Osama now only a figurehead for al Qaeda, says US

02 May, 2004

A former Egyptian doctor-turned-practitioner of Islamic holy war has emerged as the hands-on operational leader of the al Qaeda network, reducing Osama bin Laden to a figurehead role, a top US counterterrorism official said late Friday.
Cofer Black, a former chief al Qaeda hunter at the Central Intelligence Agency who now co-ordinates counter-terrorism activities at the State Department, warned that Ayman al-Zawahiri, a man associated with radical Islamic causes since the 1960s, "tends to be more operational than Osama bin Laden."
"I think Zawahiri represents more of a threat comparatively between the two men," Black told CNN television.
"Zawahiri is certainly in the field and operating, has lines of communication to his subordinates and is planning attacks as we speak."
He described bin Laden, the mastermind of the September 11, 2001, attacks, as a "figurehead" leader who was increasingly out of touch with his followers.
"He's very defensive.
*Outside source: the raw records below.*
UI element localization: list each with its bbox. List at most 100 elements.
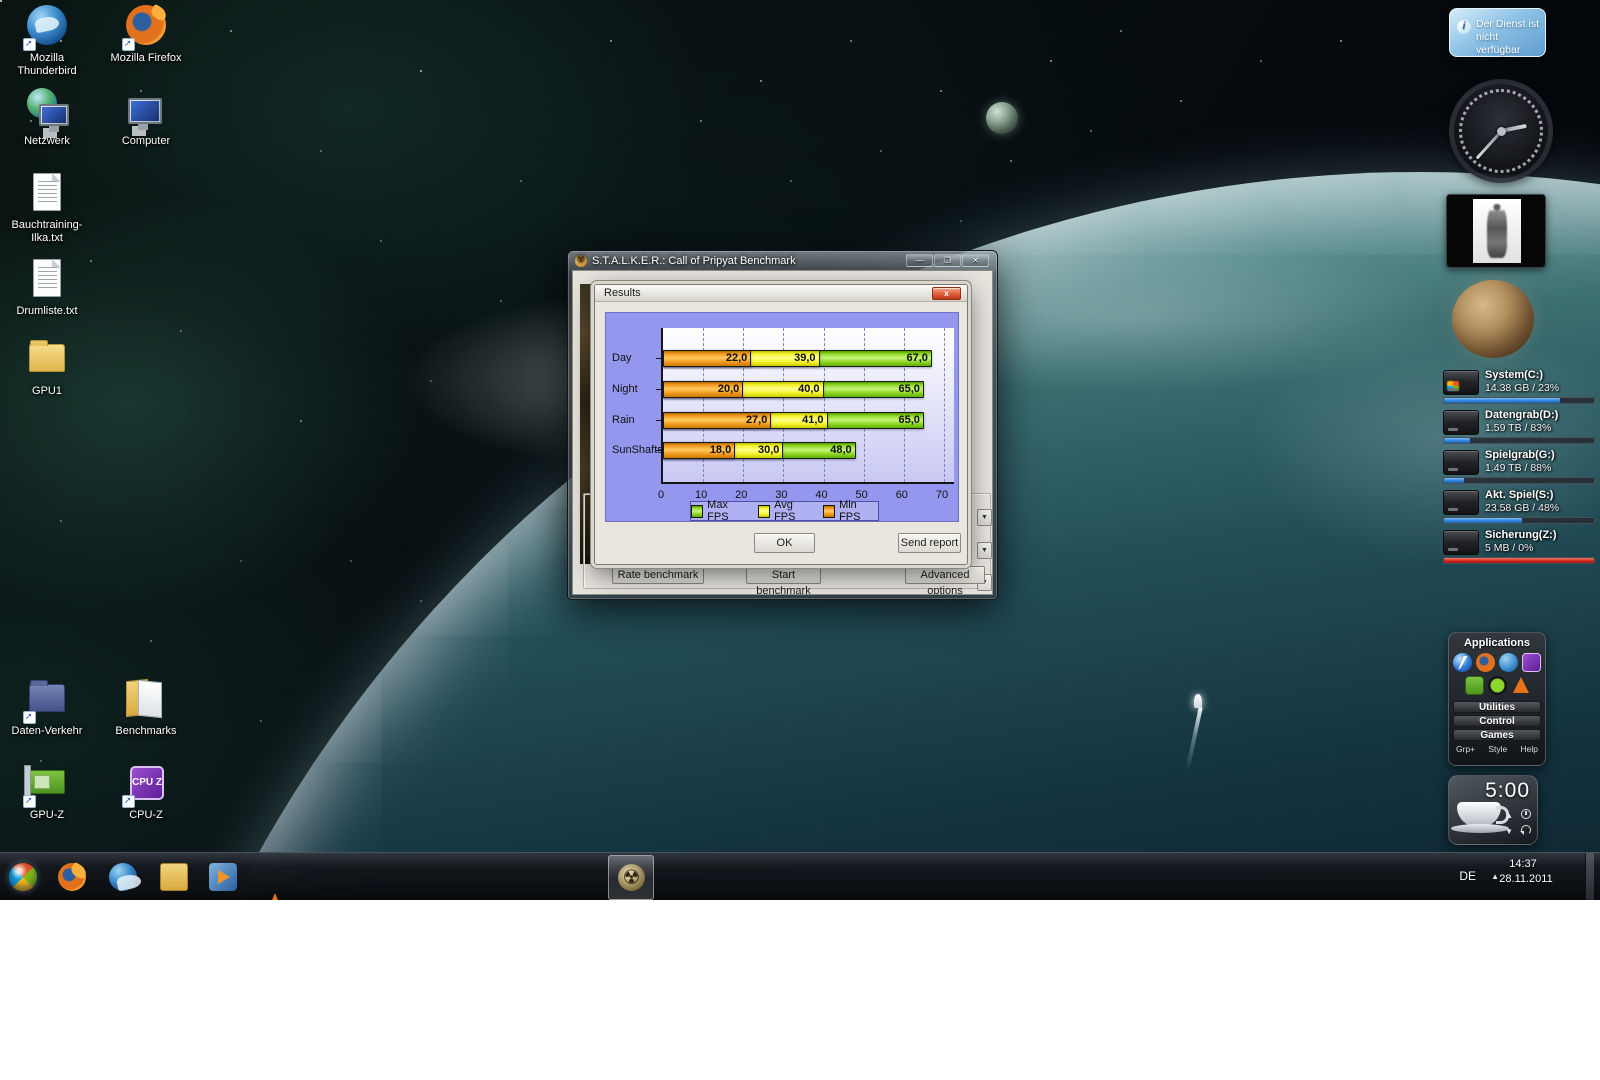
desktop-icon-thunderbird[interactable]: Mozilla Thunderbird <box>7 3 87 78</box>
drive-meter-sicherungz[interactable]: Sicherung(Z:) 5 MB / 0% <box>1441 528 1599 568</box>
results-dialog: Results x Day Night Rain SunShafts 67,0 39,0… <box>594 284 968 565</box>
dock-section-games[interactable]: Games <box>1453 729 1541 741</box>
timer-clock-icon[interactable] <box>1521 809 1531 819</box>
daemon-tools-icon[interactable] <box>1453 653 1472 672</box>
drive-usage-fill <box>1444 398 1560 403</box>
dock-help-button[interactable]: Help <box>1521 744 1538 754</box>
hdd-icon <box>1443 530 1479 555</box>
chart-bar-value: 41,0 <box>802 413 824 426</box>
dock-style-button[interactable]: Style <box>1488 744 1507 754</box>
dialog-close-button[interactable]: x <box>932 287 961 300</box>
tray-clock-date[interactable]: 28.11.2011 <box>1488 873 1564 885</box>
service-notification-bubble[interactable]: i Der Dienst ist nicht verfügbar <box>1449 8 1546 57</box>
gpu-z-icon[interactable] <box>1464 676 1484 695</box>
chart-bar-value: 39,0 <box>794 352 816 364</box>
language-indicator[interactable]: DE <box>1459 869 1476 883</box>
dock-section-utilities[interactable]: Utilities <box>1453 701 1541 713</box>
drive-name: Sicherung(Z:) <box>1485 529 1557 541</box>
text-file-icon <box>25 258 69 302</box>
rate-benchmark-button[interactable]: Rate benchmark <box>612 566 704 584</box>
dock-grp-button[interactable]: Grp+ <box>1456 744 1475 754</box>
desktop-icon-gpu-z[interactable]: GPU-Z <box>7 762 87 822</box>
thunderbird-icon <box>23 5 69 51</box>
applications-dock-gadget[interactable]: Applications Utilities Control Games Grp… <box>1448 632 1546 766</box>
dock-section-control[interactable]: Control <box>1453 715 1541 727</box>
shortcut-arrow-icon <box>122 38 135 51</box>
window-title: S.T.A.L.K.E.R.: Call of Pripyat Benchmar… <box>592 254 796 267</box>
desktop-icon-daten-verkehr[interactable]: Daten-Verkehr <box>7 678 87 738</box>
show-desktop-button[interactable] <box>1585 853 1594 900</box>
cpu-z-icon[interactable] <box>1522 653 1541 672</box>
desktop-icon-gpu1[interactable]: GPU1 <box>7 338 87 398</box>
close-button[interactable]: ✕ <box>962 254 989 267</box>
vlc-icon[interactable] <box>1511 676 1530 695</box>
desktop-icon-cpu-z[interactable]: CPU Z CPU-Z <box>106 762 186 822</box>
drive-usage-bar <box>1443 477 1595 484</box>
benchmark-titlebar[interactable]: S.T.A.L.K.E.R.: Call of Pripyat Benchmar… <box>568 251 997 270</box>
drive-meter-aktspiels[interactable]: Akt. Spiel(S:) 23.58 GB / 48% <box>1441 488 1599 528</box>
tray-clock-time[interactable]: 14:37 <box>1488 858 1558 870</box>
taskbar-media-player-icon[interactable] <box>209 863 237 891</box>
minimize-button[interactable]: — <box>906 254 933 267</box>
results-dialog-titlebar[interactable]: Results <box>595 285 967 302</box>
chart-bar-value: 65,0 <box>898 382 920 395</box>
dialog-title: Results <box>604 287 641 299</box>
photo-frame-gadget[interactable] <box>1446 194 1546 268</box>
stalker-benchmark-icon <box>618 864 645 892</box>
firefox-icon[interactable] <box>1476 653 1495 672</box>
taskbar-explorer-icon[interactable] <box>160 863 188 891</box>
legend-item: Min FPS <box>822 499 878 523</box>
drive-name: System(C:) <box>1485 369 1544 381</box>
start-button[interactable] <box>8 862 38 892</box>
chart-bar-value: 40,0 <box>798 382 820 395</box>
drive-usage-bar <box>1443 557 1595 564</box>
send-report-button[interactable]: Send report <box>898 533 961 553</box>
drive-detail: 1.49 TB / 88% <box>1485 462 1552 474</box>
taskbar-firefox-icon[interactable] <box>58 863 86 891</box>
desktop-icon-firefox[interactable]: Mozilla Firefox <box>106 3 186 65</box>
thunderbird-icon[interactable] <box>1499 653 1518 672</box>
chart-category-label: Night <box>606 381 661 398</box>
chart-legend: Max FPS Avg FPS Min FPS <box>690 499 879 523</box>
folder-blue-icon <box>23 678 69 724</box>
drive-name: Akt. Spiel(S:) <box>1485 489 1554 501</box>
ok-button[interactable]: OK <box>754 533 815 553</box>
taskbar-vlc-icon[interactable] <box>261 891 289 900</box>
drive-meter-systemc[interactable]: System(C:) 14.38 GB / 23% <box>1441 368 1599 408</box>
desktop-icon-computer[interactable]: Computer <box>106 88 186 148</box>
advanced-options-button[interactable]: Advanced options <box>905 566 985 594</box>
combo-dropdown-icon[interactable]: ▼ <box>977 509 992 526</box>
dock-title: Applications <box>1463 637 1530 649</box>
chart-x-tick: 70 <box>935 489 949 501</box>
coffee-timer-gadget[interactable]: 5:00 ▲ ▼ <box>1448 775 1538 845</box>
chart-bar-value: 22,0 <box>725 352 748 364</box>
chart-category-label: SunShafts <box>606 442 663 459</box>
timer-up-button[interactable]: ▲ <box>1505 811 1513 820</box>
desktop-icon-bauchtraining[interactable]: Bauchtraining-Ilka.txt <box>7 172 87 245</box>
taskbar-thunderbird-icon[interactable] <box>109 863 137 891</box>
clock-gadget[interactable] <box>1447 77 1555 185</box>
desktop-icon-netzwerk[interactable]: Netzwerk <box>7 88 87 148</box>
maximize-button[interactable]: ❐ <box>934 254 961 267</box>
hdd-icon <box>1443 370 1479 395</box>
drive-usage-fill <box>1444 518 1522 523</box>
timer-down-button[interactable]: ▼ <box>1505 827 1513 836</box>
drive-meter-spielgrabg[interactable]: Spielgrab(G:) 1.49 TB / 88% <box>1441 448 1599 488</box>
legend-item: Max FPS <box>691 499 749 523</box>
drive-meter-datengrabd[interactable]: Datengrab(D:) 1.59 TB / 83% <box>1441 408 1599 448</box>
legend-label: Min FPS <box>839 499 861 523</box>
shortcut-arrow-icon <box>23 38 36 51</box>
legend-label: Max FPS <box>707 499 729 523</box>
combo-dropdown-icon[interactable]: ▼ <box>977 542 992 559</box>
timer-repeat-icon[interactable] <box>1520 825 1531 835</box>
nvidia-icon[interactable] <box>1487 676 1507 695</box>
desktop-icon-benchmarks[interactable]: Benchmarks <box>106 678 186 738</box>
chart-category-label: Rain <box>606 412 661 429</box>
desktop-icon-drumliste[interactable]: Drumliste.txt <box>7 258 87 318</box>
folder-open-icon <box>124 678 168 722</box>
taskbar: DE ▲ 14:37 28.11.2011 <box>0 852 1600 900</box>
taskbar-active-stalker-button[interactable] <box>608 855 654 900</box>
start-benchmark-button[interactable]: Start benchmark <box>746 566 821 594</box>
drive-usage-bar <box>1443 517 1595 524</box>
chart-category-label: Day <box>606 350 661 367</box>
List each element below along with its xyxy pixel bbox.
He knows we're after him. And he spends most of his time hiding from us," Black said of bin Laden.
The official went on to compare the al Qaeda founder to ousted Iraqi leader Saddam Hussein who had been hiding in an underground hole, completely cut off from the outside world, before US soldiers captured him last December.
Black did not say whether he believed al-Zawahiri and bin Laden were on the run separately or together. As many as 70 percent of al Qaeda's leadership have been captured or killed as a result of the US-led war on terror launched in the aftermath of September 11 in Afghanistan and other parts of the world, according to US intelligence officials.
More than 3,400 of the group's lower-ranking operatives and supporters have also been detained or otherwise neutralised, these officials insist.
But a report on world-wide terrorism patterns released by the State Department Thursday acknowledged that al Qaeda probably still has several thousand members and associates it can rely on.
Following the ouster of the Taleban regime in Afghanistan in 2001, and the closure of al Qaeda's training camps in the country, "al Qaeda has dispersed in small groups across South Asia, Southeast Asia, and the Middle East and probably will attempt to carry out future attacks against US interests," the report warned.
A scion of a prominent Egyptian intellectual family, 52-year-old al-Zawahiri studied to become a doctor but chose radical politics instead.
He cut his teeth with the fundamentalist group Muslim Brotherhood in the late 1960s before moving on to the more radical Egyptian Islamic Jihad and becoming one of its leaders.
Al-Zawahiri was caught in a dragnet sprung by Egyptian security services following the 1981 assassination of president Anwar Sadat, but was eventually release for lack of evidence against him.
He met bin Laden in Afghanistan, where he travelled in the 1980s to organise Islamic resistance to Soviet occupation and later co-authored with him a fatwa, or Islamic edict, calling for a world-wide Islamic front "against Jews and crusaders."
He has been indicted in the United States for his alleged role in the 1998 bombings of the US Embassies in Kenya and Tanzania that claimed the lives of 224 people.
In several audio tapes attributed to him and played on Middle Eastern television networks, al-Zawahiri called for new terror attacks against Americans and their allies.
Hopes for his capture went up briefly last March, when Pakistani reported their troops had likely surrounded an important al Qaeda figure in a walled-off complex in the Waziristan region.
Many believed that figure was al-Zawahiri, but the battle eventually yielded no significant al Qaeda leaders.